The Next Time You’re Interrupted…

A Guide for Womxn and Everyone to Deal with People Who Interrupt

Source: The Guardian

By: Pooja Kadaboina

The recent US Vice-Presidential debate showed Senator Kamala Harris’ persistent (and deliberately polite) efforts in trying to stop Vice-President candidate, Mike Pence from interrupting her speech most times. We’re reminded once again how womxn and people of several discriminated intersectional identities are constantly spoken over and drowned out in conversations that they are a rightful part of; especially in workplace environments. Here’s a concise guide on how you can deal with interruptions and people who interrupt:

1. “I’m not finished talking.”

Be firm and direct. You can be politely blunt and get your point across. Make the interrupter aware of the fact that you will be open to discussion once you’re done talking. Try not to use apologetic language when interrupting the interrupter back – phrases like “Let me finish,” or beginning your sentence with “I’m sorry, but…” only seem like you’re seeking the interrupter’s permission, and causes a monopolisation of power in the discussion.

2. “One moment.”

Though slightly aggressive, try to keep talking. There may be a period of a few seconds where you and the interrupter will be talking simultaneously, but if you continue on with a louder, and more assertive tone, the interrupter may back off. If it doesn’t seem to work, you can always pause, say “One moment,” with your palm raised up towards them to signal your refusal to allow them to speak while you’re speaking, and then continue on with your point.

3. “That sounds good, but coming back to what I was saying…”

Redirect the conversation. Sometimes, interrupters manage to cut in and finish what they have to say anyway. One way you can take back hold of the conversation is by shortly reviewing whatever was said, and redirecting the attention back to what you were originally saying and then, going on to finish talking. In this way, you give your opinion on the interrupter’s points, and then bring your own into focus once again.

4. “I’d like to hear the rest of [Name]’s thoughts.”

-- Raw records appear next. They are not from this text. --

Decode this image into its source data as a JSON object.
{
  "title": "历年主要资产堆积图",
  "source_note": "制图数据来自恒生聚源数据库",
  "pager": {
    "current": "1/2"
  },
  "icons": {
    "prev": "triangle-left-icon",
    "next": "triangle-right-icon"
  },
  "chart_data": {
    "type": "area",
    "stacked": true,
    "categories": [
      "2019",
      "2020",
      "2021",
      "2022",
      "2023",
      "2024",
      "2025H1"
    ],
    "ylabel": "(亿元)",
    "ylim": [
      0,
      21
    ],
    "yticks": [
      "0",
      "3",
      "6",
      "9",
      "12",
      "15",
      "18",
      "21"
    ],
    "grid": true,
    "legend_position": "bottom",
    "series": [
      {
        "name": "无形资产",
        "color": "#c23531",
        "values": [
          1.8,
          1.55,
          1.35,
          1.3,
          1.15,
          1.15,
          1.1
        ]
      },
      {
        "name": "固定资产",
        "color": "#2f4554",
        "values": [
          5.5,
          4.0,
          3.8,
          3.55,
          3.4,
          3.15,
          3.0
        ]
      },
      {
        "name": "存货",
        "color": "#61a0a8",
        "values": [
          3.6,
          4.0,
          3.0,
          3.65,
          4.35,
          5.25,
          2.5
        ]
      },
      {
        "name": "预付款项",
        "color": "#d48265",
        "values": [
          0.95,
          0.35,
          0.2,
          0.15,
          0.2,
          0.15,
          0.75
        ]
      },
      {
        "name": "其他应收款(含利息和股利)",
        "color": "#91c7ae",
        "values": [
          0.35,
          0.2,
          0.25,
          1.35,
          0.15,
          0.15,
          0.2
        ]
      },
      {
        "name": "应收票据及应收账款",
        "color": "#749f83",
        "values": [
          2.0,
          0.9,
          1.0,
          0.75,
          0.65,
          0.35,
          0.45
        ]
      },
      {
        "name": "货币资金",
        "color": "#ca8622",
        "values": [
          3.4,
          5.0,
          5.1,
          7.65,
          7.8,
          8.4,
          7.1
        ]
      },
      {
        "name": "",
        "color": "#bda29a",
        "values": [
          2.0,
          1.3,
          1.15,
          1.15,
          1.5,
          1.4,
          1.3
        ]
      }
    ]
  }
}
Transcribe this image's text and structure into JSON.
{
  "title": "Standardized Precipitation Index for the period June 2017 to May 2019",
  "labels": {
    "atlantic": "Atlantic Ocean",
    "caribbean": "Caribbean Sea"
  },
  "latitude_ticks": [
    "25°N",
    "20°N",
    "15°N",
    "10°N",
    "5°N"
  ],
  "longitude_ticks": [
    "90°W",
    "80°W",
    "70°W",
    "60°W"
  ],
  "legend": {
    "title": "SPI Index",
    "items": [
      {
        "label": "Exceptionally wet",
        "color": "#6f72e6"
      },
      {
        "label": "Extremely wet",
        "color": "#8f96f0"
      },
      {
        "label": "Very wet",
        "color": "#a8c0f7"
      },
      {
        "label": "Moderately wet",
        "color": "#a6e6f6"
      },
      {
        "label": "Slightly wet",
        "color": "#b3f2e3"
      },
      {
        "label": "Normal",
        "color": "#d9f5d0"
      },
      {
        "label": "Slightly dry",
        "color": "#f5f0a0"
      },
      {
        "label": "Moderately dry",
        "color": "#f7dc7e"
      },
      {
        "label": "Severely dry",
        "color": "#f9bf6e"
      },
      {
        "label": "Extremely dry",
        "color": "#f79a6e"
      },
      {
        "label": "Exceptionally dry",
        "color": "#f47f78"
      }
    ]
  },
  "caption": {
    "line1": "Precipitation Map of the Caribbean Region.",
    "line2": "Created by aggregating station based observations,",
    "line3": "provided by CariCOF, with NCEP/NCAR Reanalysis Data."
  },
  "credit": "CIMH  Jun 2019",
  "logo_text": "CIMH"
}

A good way to deal with being an audience to someone being interrupted is to be a supportive ally to them. If they’re unable to refute the actions of the interrupter by themself, pitch in and help refocus the conversation on the original speaker. Interjecting with sentences like “As [Name] was saying…” or “We could come back to this after [Name] finishes the rest of their thoughts,” helps amplify the right of the speaker in voicing their ideas without abrupt interruptions.

5. “We’ve heard from [Name], what do others have to say about this?”

In some cases, especially when you’re leading a meeting, you can direct the conversation to a third person or to the whole group. So, instead of attention passing over what you’d said before you were interrupted, you’d be bringing focus back to it. And you’d be doing it in a way that is responsive to the interrupter, and is inclusive of any opinions as prompted by you. But don’t forget, if you were interrupted at a point where you weren’t able to finish what you had to say, make sure that you do before extending the floor for an open discussion.

Womxn and individuals of discriminated intersectional identities are often interrupted due to the bias that their contributions matter less than (usually) cisgender straight (white) men whose opinions and ideas are valued higher. One thing you can do is be firm to be heard, and help others do the same. And you needn’t always be polite, if you wish.